Mark wrote me one last response expressing his thanks and that he felt like he had grown up a lot through the whole experience. He shared the story with his father and his father shared a story with him about when he got slapped by a girl and his learning from it. The entire situation was such a great learning for Mark.

It is our job as parents to talk to our daughters about self-esteem and how not to buy into the media, and as importantly to talk to our sons about what respecting girls actually looks like. Mark had no idea he was being disrespectful by talking about her body. He didn’t even realize he was staring at her chest.

I shared this exchange with you because I am always talking on the side of the girls and this gave me the opportunity to explore what it is like to be on the side of the guys. It actually makes me want to reach out more to them because I know ultimately it will help the young girls I am reaching now.

Let me know if you have had any situations that have helped your young teens learn about themselves in a whole new way.

Everything in it’s own Good Time!

Friday, May 8th, 2009

Eleanor Roosevelt - “I have learned long ago to possess my soul in patience and accept the inevitable.”

Four weeks ago I stepped off of a chair in my house and landed on a piece of wood that was sticking up from my wood floor…OUCH!  I pulled out this 1 1/2 inch piece of wood out of my foot and began the inspection to make sure that I had pulled it all out.  It look good, nice and clean and free of any other particles, so I thought.

Two days later I’m still unable to walk, and so goes the story.  Three Doctor trips later their telling me there is not much they can do that there is a piece still in there and just soak it and let it work it’s way out itself.  Three weeks later, I am still unable to walk and my foot is feeling an unusual amount of pain.  Doctor’s still say “keep soaking it and hopefully it will work it’s way out”.  I soak, I squeeze, and put ointment on and tell myself that walking is over-rated.

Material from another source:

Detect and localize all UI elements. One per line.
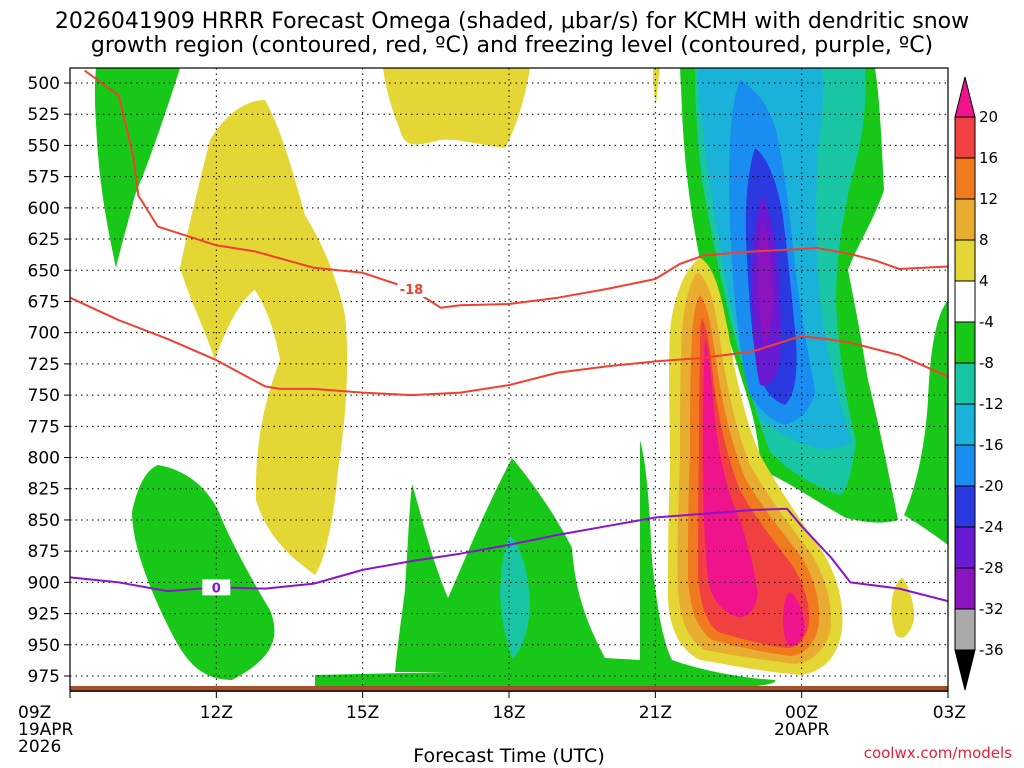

Four weeks later I’m feeling like I’m a bit crazy and I tell my boyfriend that it is never going to come out, and have a mini breakdown.  He says in his positive, sweet voice “It just needs to do it in it’s own time”.  I leer at him and tell him that it’s been plenty enough time and I call my Doctor again and tell his Nurse that I need to come in, yet again, but this time I want him to lance it and take it out.  she says she will have him call me. Enough is enough, I’m over it, and waiting for it to work it’s way out.

That night I am doing my regular routine, I’m soaking it and I am squeezing it, and as I am squeezing it, I am again telling my boyfriend that it’s never going to come out and I’m just going to cover it and forget about it.  And the most amazing thing happened it popped it’s head out to prove me wrong.  I was shocked to say the least, wow there it was, I grabbed it and begin to pull it out and I was shocked again by how long it was, a little more than 1/2 inch long, no wonder it took 4 weeks to work it way out.

wood-piece

In my life I am always looking at the lessons that always seem to be near by if I will give them the attention they so deserve.  This was a big one.

Lessons:

1) Everything will work it’s self out in it’s own time
2) It doesn’t matter if you need it sooner
3) As long as you are taking the action required to aid it’s process, that’s all you can do
4) Thinking negativity may not help the process
5) Having a piece of wood in your foot really hurts
6) And sometimes it’s a good idea to listen to the people that love you

So, take a deep breath, and breathe in “Patience, Understanding, and Unconditional Love for yourself” and know that we are doing the best that we can do.